On that day, Stern was routed via Guam to the Philippine Islands. She arrived there on 8 March, was assigned to the screen of Task Group 51.1, the Western Islands Attack Group, and sailed for the Ryukyu Islands on 21 March.

Stern screened the attack transports heading for Kerama Retto and arrived there on 26 March. She then performed antisubmarine duty off the islands until 5 April, when she was ordered to escort a resupply convoy to Guam. From there, she sailed to Leyte to join another Okinawa-bound task unit and was back off the island on 18 April. This tour of Okinawa was unbroken until July. On 13 and 18 May, she shot down two enemy planes each day, and splashed a single one on the 27th.

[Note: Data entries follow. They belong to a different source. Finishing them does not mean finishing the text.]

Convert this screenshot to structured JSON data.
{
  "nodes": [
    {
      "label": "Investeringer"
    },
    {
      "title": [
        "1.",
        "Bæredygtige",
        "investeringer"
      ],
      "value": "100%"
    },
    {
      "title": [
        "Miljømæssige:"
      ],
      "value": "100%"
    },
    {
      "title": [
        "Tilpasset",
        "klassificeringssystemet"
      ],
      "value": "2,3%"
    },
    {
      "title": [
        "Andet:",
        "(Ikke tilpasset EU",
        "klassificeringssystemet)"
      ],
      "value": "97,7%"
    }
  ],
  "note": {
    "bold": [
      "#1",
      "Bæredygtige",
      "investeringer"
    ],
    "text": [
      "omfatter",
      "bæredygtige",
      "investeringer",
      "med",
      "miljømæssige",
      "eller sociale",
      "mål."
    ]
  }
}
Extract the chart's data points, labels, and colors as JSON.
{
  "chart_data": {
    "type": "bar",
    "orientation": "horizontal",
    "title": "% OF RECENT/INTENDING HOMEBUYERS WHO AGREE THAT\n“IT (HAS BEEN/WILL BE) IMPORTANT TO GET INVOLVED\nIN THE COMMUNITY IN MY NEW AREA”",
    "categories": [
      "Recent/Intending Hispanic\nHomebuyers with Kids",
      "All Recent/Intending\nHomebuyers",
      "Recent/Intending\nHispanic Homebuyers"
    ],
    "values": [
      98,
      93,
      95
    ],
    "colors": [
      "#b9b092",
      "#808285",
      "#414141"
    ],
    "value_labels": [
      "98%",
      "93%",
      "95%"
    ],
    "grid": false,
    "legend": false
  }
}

On 1 July, Stern sailed for the West Coast of the United States, via Ulithi and Pearl Harbor. She arrived at San Pedro, Los Angeles, on the 25th. She sailed from that port on 20 October and proceeded, via the Panama Canal, to Norfolk, Virginia, for inactivation. By a directive issued in March 1946, Stern was to be sold as surplus to naval requirements. The sale was cancelled, and the escort was transferred to the Atlantic Reserve Fleet. She was placed in reserve, out of commission, on 26 April 1946 and berthed at Green Cove Springs, Florida.

===Royal Netherlands Navy (1951-1967)===
Stern was reactivated on 1 March 1951, and with five other destroyer escorts, transferred under the Military Assistance Program to the government of the Netherlands. Stern was struck from the Navy List on 7 March 1951. She served the government of the Netherlands as Hr.Ms. Van Zijll (F811) until she was returned to the custody of the United States Navy in 1967. In 1968, Stern was sold to Simons Scheepssloperij N.V., Rotterdam, and scrapped.

== Awards ==
Stern received three U.S. battle stars for World War II service.